Sector Context: Indian Travel‑Tech Landscape and Peer Comparison
Key peers—MakeMyTrip, Yatra, and the larger conglomerate Tata’s travel arm—are all in the midst of diversification drives. Tata’s recent acquisition of a boutique holiday operator added ₹1,200 crore of incremental revenue, pushing its EBITDA margin from 12% to 16% YoY. MakeMyTrip, after a ₹400 crore QIP in 2023, reported a 22% jump in hotel‑segment contribution. Compared to these, ETP’s promoter stake of 47.7% is relatively high, suggesting alignment of interests but also limiting free‑float liquidity. The company’s flat revenue (₹151.65 cr vs ₹150.56 cr YoY) signals a near‑term plateau, but the targeted verticals promise higher margin expansion than the low‑margin flight‑booking core.

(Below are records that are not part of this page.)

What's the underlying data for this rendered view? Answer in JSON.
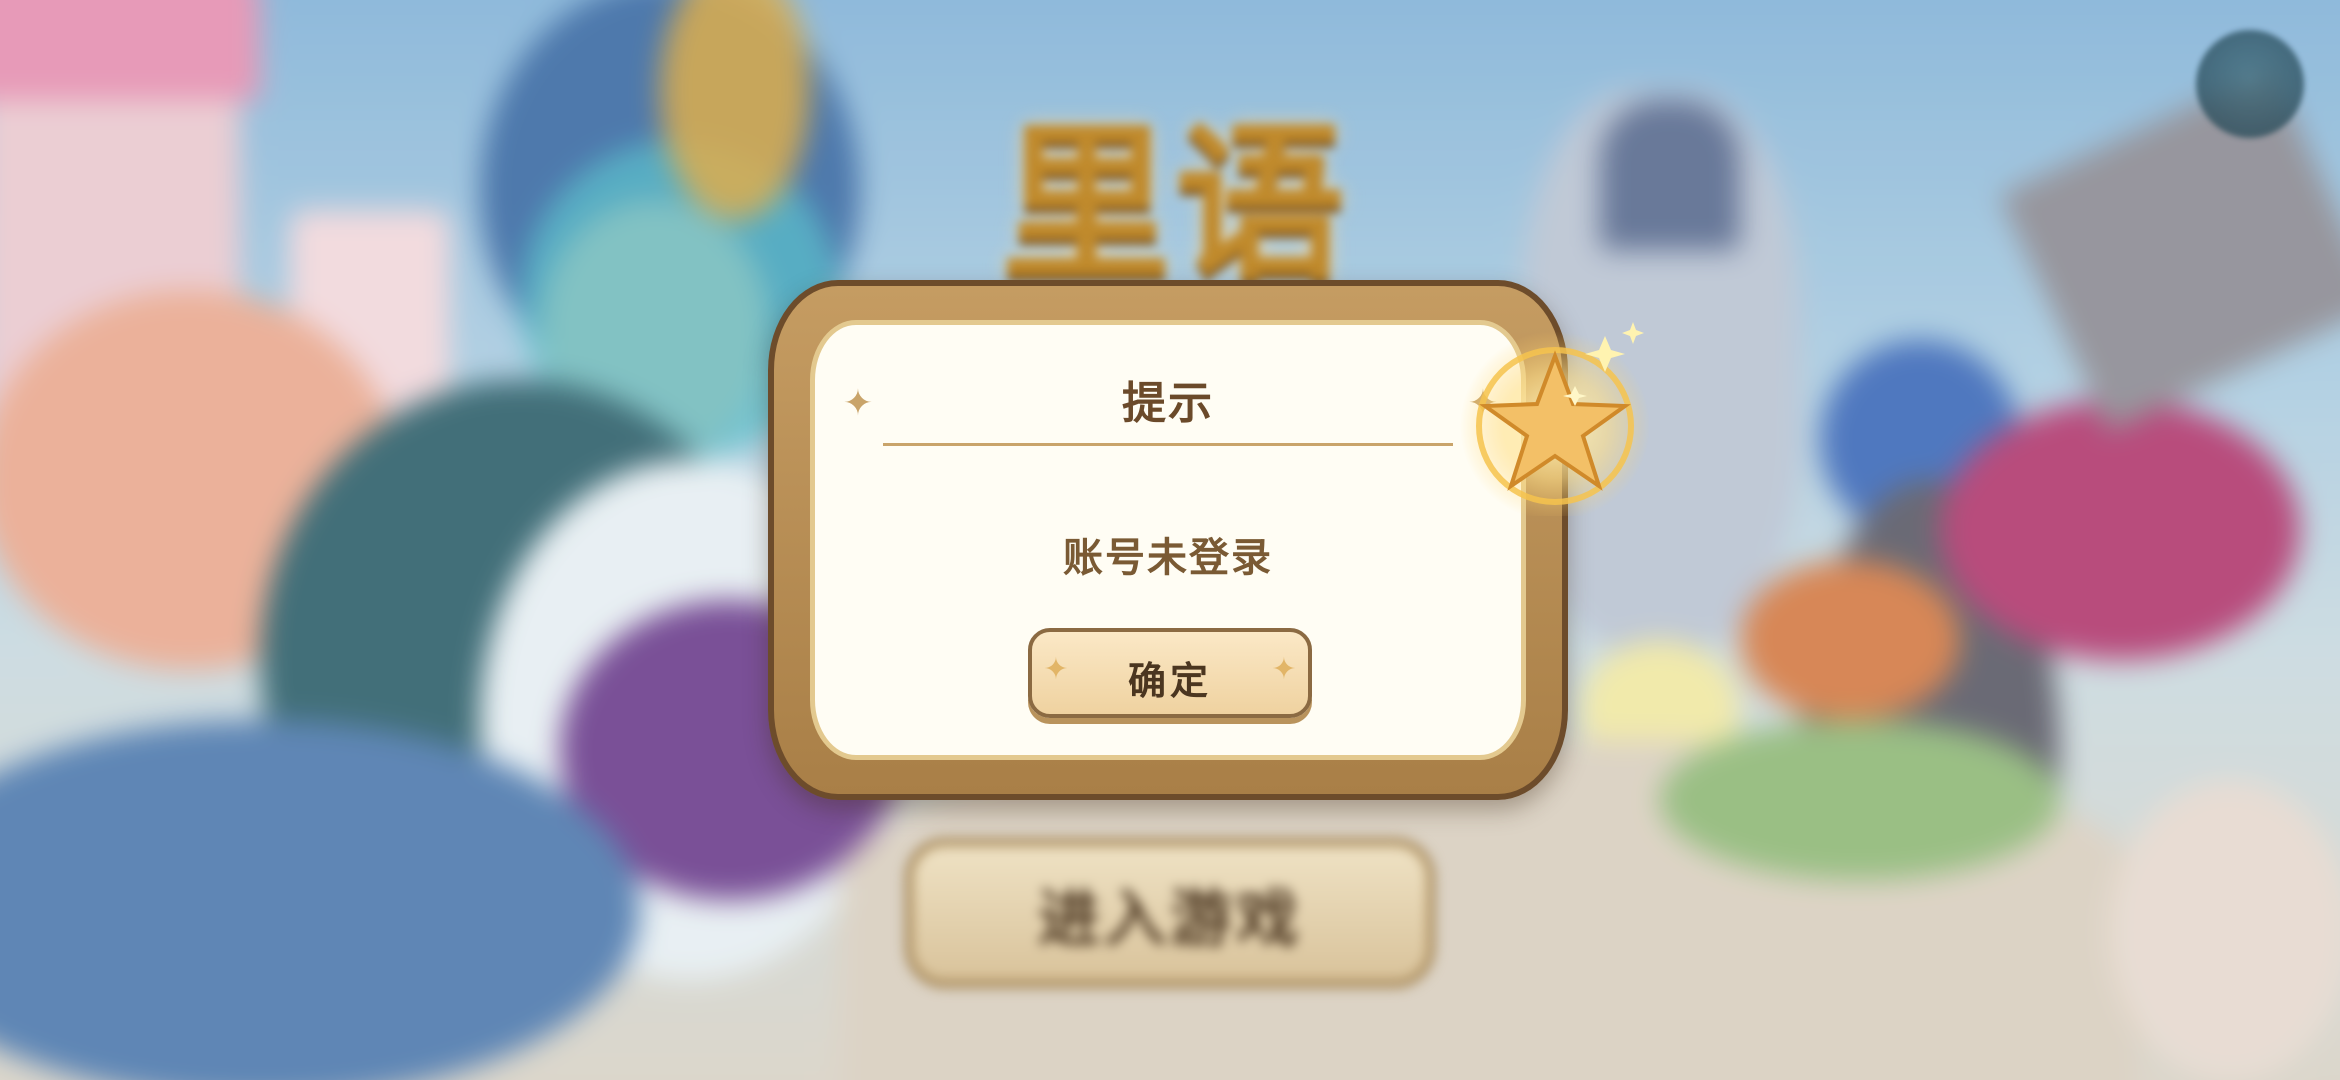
{
  "dialog": {
    "title": "提示",
    "message": "账号未登录",
    "confirm_label": "确定"
  },
  "background": {
    "logo_text": "里语",
    "enter_button_label": "进入游戏"
  },
  "colors": {
    "dialog_frame": "#a97f47",
    "dialog_panel": "#fffdf4",
    "title_text": "#6b4a2a",
    "message_text": "#7a5a34",
    "button_fill": "#f5dfb3",
    "accent_gold": "#c9a46a"
  },
  "icons": {
    "sparkle": "four-point-star",
    "ornament": "glowing-star",
    "corner_button": "round-menu-button"
  }
}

Historical Echoes: Past Capital Raises and Stock Reactions
Looking back, ETP (then operating under the EaseMyTrip brand) raised ₹200 crore via a private placement in FY2022. The stock jumped 38% in the week following the announcement, then steadied to a 12‑month high. Conversely, a 2019 rights issue of ₹150 crore coincided with a 9% price dip, as the market questioned dilution risk. The key differentiator this time is the explicit focus on “high‑margin” verticals and technology, which mitigates dilution concerns in the eyes of growth‑oriented investors.
Investor Playbook: Bull vs. Bear Cases for Easy Trip Planners
Bull Case: The ₹500 cr fundraise fuels rapid expansion into hotel and holiday segments, lifting gross margins to 30%+ within 18 months. Coupled with AI‑driven pricing, operating expense ratio falls, translating to EBITDA multiple expansion from 6× to 10×. Bulk‑deal buying indicates institutional backing, and the stock could retest its 52‑week high within a year.
Bear Case: Profitability contraction (net profit down ~83% YoY) may signal deeper pricing pressure or operational inefficiencies. If the capital raise is executed via a heavily discounted rights issue, dilution could erode EPS, pressuring the share price. Additionally, a resurgence of travel‑related COVID‑variant restrictions could blunt demand for holiday packages, leaving the company over‑leveraged.
Bottom line: The 11% surge is a market signal that smart money sees upside potential, but the upcoming capital raise and thin profitability margins create a classic risk‑reward trade‑off. Investors should weigh the growth narrative against dilution and execution risk before deciding on a position.